Um Vale-Tudo que Não Valeu Nada: O Fim Covarde da Novela que Ignorou o Brasil

Vale Tudo – foto: Reprodução

Agora que a poeira baixou e o segredo de marketing se revelou uma cortina de fumaça, a farsa está escancarada. O que a Globo e Manuela Dias venderam como um “remake” de Vale Tudo não foi uma homenagem, mas um assassinato em praça pública do texto original de Gilberto Braga. O corpo do crime é o Brasil de 2025, um país que a tela preferiu ignorar, trocando a complexidade da nossa realidade pelo suspense raso e pela lógica efêmera do clickbait.

A obra de 1988 era um soco no estômago. Nascia junto com a Constituição Cidadã, num país que sangrava após 21 anos de ditadura e via planos econômicos insanos aprofundarem o abismo da desigualdade. Braga não tinha medo: colocou a corrupção, a fome, a injustiça e a sede de poder no centro do palco. Era ficção que doía porque era espelho.

A versão de 2025, em contraste gritante, é um murmúrio covarde. Enquanto o Brasil real é devorado pelo PIOR CONGRESSO DA NOSSA HISTÓRIA—uma horda de aventureiros que se banqueteia com dinheiro público, blinda super-ricos e declara guerra aberta aos direitos do povo—, a novela fugiu para um universo particularista e assustadoramente alienado. O silêncio da ficção diante do estrondo da realidade não é ingenuidade; é escolha política. É o alinhamento com um projeto de poder que exige distração, e não reflexão.

A alienação foi uma opção de roteiro, e o marketing, seu cúmplice. A trama se transformou num festival inédito de merchans, borrando a linha entre capítulo e intervalo comercial. Mas o mais grave é que, mesmo nessa rendição ao vazio, a produção optou pela displicência.

A já pouco inspirada pergunta “Quem Matou Odete Roitman?” foi executada com amadorismo de teatro escolar.

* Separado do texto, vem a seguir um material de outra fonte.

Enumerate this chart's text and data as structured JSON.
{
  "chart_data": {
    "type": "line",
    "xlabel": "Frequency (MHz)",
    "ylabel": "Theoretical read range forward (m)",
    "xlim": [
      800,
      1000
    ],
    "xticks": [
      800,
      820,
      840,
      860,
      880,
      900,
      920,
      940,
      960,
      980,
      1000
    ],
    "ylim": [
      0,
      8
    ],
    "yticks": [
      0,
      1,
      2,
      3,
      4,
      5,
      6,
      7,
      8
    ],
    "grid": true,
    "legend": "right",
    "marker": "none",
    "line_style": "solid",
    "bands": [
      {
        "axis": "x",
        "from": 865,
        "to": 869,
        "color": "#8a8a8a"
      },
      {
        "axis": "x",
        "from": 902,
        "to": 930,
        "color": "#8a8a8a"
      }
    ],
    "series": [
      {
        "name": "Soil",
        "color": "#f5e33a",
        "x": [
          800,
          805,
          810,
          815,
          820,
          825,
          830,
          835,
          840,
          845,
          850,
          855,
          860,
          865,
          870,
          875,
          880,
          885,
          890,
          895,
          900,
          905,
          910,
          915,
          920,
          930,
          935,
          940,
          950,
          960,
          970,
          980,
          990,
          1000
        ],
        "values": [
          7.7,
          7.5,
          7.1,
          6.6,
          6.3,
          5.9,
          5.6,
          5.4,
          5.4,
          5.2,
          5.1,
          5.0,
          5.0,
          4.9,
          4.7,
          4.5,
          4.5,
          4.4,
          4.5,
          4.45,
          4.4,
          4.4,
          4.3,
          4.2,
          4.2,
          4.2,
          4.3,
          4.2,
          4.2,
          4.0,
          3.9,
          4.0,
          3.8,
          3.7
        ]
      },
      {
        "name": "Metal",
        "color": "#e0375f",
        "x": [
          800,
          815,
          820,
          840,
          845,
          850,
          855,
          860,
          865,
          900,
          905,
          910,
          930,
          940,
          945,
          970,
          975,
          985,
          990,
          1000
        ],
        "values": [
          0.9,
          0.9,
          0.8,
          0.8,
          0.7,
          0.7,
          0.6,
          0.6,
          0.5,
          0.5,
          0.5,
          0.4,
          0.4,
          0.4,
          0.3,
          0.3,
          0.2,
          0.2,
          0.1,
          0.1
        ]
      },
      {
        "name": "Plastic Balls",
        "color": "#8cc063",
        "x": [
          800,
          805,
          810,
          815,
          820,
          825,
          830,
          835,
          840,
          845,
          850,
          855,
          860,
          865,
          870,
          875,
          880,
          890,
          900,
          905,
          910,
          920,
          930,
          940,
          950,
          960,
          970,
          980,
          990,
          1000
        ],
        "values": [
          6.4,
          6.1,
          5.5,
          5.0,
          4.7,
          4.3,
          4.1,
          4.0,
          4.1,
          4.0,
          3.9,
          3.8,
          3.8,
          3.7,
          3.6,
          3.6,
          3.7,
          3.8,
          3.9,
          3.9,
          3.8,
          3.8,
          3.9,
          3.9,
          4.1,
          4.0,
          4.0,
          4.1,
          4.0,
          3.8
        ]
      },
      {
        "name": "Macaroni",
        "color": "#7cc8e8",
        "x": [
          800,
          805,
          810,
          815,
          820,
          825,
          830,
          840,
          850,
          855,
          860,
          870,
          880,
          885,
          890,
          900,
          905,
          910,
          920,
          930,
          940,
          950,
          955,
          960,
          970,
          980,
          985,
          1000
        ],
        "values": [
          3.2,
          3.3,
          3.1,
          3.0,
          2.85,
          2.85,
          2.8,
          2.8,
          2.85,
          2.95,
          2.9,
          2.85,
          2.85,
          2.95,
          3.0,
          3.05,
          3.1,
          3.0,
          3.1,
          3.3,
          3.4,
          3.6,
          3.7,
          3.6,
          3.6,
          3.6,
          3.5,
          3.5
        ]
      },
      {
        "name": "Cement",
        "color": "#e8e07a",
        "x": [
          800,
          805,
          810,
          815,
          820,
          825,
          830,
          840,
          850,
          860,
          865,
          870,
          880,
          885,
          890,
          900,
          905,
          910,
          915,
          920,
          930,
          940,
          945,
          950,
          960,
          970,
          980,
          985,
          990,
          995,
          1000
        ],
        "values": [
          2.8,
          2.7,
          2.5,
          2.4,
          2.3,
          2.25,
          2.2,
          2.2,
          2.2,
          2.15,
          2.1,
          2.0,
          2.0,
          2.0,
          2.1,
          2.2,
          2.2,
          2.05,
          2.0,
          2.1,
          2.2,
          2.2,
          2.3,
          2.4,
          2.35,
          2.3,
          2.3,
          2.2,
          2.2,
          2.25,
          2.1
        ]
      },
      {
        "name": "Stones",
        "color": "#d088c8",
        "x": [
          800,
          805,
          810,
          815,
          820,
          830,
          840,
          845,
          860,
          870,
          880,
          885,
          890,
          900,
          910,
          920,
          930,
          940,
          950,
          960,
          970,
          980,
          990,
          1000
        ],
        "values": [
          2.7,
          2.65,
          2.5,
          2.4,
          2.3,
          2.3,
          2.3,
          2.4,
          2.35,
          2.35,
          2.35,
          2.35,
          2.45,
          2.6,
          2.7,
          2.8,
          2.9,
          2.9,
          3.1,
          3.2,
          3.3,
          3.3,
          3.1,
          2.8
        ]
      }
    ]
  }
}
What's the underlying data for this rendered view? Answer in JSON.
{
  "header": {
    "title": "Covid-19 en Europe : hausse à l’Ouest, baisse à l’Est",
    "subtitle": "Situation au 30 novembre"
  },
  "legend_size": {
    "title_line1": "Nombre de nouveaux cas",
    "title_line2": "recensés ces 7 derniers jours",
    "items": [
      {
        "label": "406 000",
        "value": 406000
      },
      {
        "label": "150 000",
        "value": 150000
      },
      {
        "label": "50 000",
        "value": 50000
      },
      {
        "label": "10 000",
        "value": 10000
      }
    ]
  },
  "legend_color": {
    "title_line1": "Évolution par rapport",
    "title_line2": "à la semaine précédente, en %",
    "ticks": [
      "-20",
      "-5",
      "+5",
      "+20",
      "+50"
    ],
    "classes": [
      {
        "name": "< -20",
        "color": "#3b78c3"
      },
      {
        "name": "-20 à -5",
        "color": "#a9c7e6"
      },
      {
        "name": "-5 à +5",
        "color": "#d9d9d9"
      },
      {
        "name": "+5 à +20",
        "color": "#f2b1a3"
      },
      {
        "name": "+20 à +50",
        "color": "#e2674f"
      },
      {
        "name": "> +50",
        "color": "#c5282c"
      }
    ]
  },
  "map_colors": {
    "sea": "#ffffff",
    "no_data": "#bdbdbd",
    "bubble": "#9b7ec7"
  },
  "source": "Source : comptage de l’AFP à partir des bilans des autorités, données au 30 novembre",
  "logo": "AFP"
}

A investigação policial flutuou no vácuo, sem compromisso com qualquer verossimilhança, nem a mais básica. Como explicar a trajetória de Maria de Fátima, que, após tentar todos os golpes, engravida de um bilionário e simplesmente entrega o bebê para a mãe criar, sem sequer cogitar um “golpe da barriga”? É mais que um furo de roteiro; é uma afronta à inteligência do público.

Tudo isso, porém, era só o ensaio para o grande atentado final. A edição do último capítulo no próprio dia, com finais alternativos, foi a confissão explícita de que a conclusão pouco importava. O papel aceita tudo, então por que se dar ao trabalho?

A reviravolta inverossímil—a morte que não foi morte, o assassino confesso de um crime que não existiu—foi a pá de cal. Um truque barato que zomba abertamente da audiência. Enquanto o Brasil real debate o estrago causado por deputados e senadores que agem como nuvens de gafanhotos sobre cada centavo do orçamento, Vale Tudo nos entrega uma farsa. É a metáfora perfeita para a era da pós-verdade: muito barulho para nada, uma encenação gigantesca para distrair.

A pergunta “Quem Matou Odete Roitman?” nunca importou. A questão que fica é: quem assassinou a coragem da teledramaturgia brasileira? Quem silenciou o grito social e nos deixou com este eco vazio? A nova Vale Tudo não ousou refletir o Brasil do pós-golpe, onde políticos hipócritas são capazes de arrancar o chão sob os pés do povo, onde a liberdade de expressão é confundida com licença para mentir e a fé é transformada em esquema de lucro.

A Odete de 2025 não morreu. Mas a novela que a abrigou nasceu morta. E seu silêncio estrondoso sobre nossos dramas reais é seu legado definitivo: um pacto de covardia com o poder. Um vale-tudo que, no fim das contas, não valeu absolutamente nada.